Unionized journalists at the Los Angeles Times walked off the job Friday for the first time in the paper's 142-year history, after management said it planned significant job cuts to help plug a gaping financial hole.
Scores of employees gathered at a park in downtown Los Angeles to protest what they said were "obscene and unsustainable" contract changes being pushed on staff at the storied outlet in America's second-biggest city.
Others based in California state capital Sacramento and in Washington also downed pens, labor leaders said.
"The changes to our contract that management is trying to pressure us into accepting are obscene and unsustainable," said Brian Contreras of the Los Angeles Times Guild.
"If management thinks our financial situation is untenable, they need to come to the bargaining table in good faith and work out a buyout plan with us."
Contreras told AFP at least 90 percent of guild members were participating in the walkout.
The action came the day after managers at the troubled paper said widening losses meant substantial job losses were unavoidable.
"We need to reduce our operating budget going into this year and anticipate layoffs," Times spokeswoman Hillary Manning said Thursday.
"The hardest decisions to make are those that impact our employees, and we do not come to any such decisions lightly.
"We are continuing to review the revenue projections for this year and taking a very careful look at expenses and what our organization can support."
No official number was put on the planned job cuts, but reports said it could be at least 100 journalists -- around a fifth of the newsroom.
That would come on top of the 70 jobs that were lost last June.

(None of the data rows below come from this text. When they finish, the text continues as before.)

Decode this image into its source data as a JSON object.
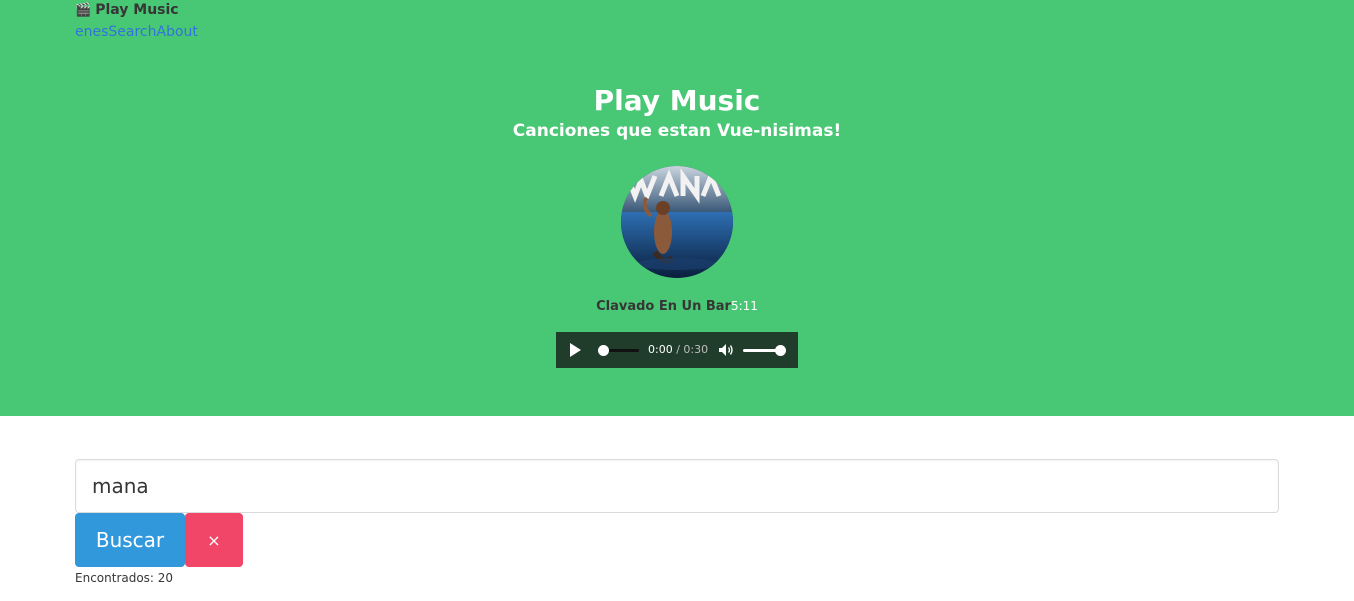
{
  "nav": {
    "brand_icon": "🎬",
    "brand_text": "Play Music",
    "links": [
      "enes",
      "Search",
      "About"
    ]
  },
  "hero": {
    "title": "Play Music",
    "subtitle": "Canciones que estan Vue-nisimas!",
    "cover_icon": "album-cover-image",
    "track_name": "Clavado En Un Bar",
    "track_duration": "5:11"
  },
  "player": {
    "current_time": "0:00",
    "separator": " / ",
    "total_time": "0:30",
    "progress_fraction": 0,
    "volume_fraction": 1
  },
  "search": {
    "value": "mana",
    "button_label": "Buscar",
    "clear_label": "×",
    "found_text": "Encontrados: 20"
  },
  "colors": {
    "hero_bg": "#48c774",
    "search_button": "#3298dc",
    "clear_button": "#f14668",
    "link": "#3273dc"
  }
}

The Thursday announcement comes days after the abrupt departure of executive editor Kevin Merida, a respected industry figure who only joined the paper in 2021 with a brief to offer stability in a time of turmoil.
The paper, like much of legacy media, has struggled to adapt to the disruptions of the internet age, particularly the loss of advertising revenue and dwindling subscriber numbers.
Billionaire owner Patrick Soon-Shiong, who bought the outlet six years ago, is understood to be subsidizing it to the tune of between $30 and $40 million a year.
The Times was once a giant on the US media stage, with correspondents all over the country and around the world.
But years of retrenchments have seen it shrink its once-mighty reach.
Critics say while it still paints itself as a national paper with a West Coast perspective, it has a much more parochial feel nowadays.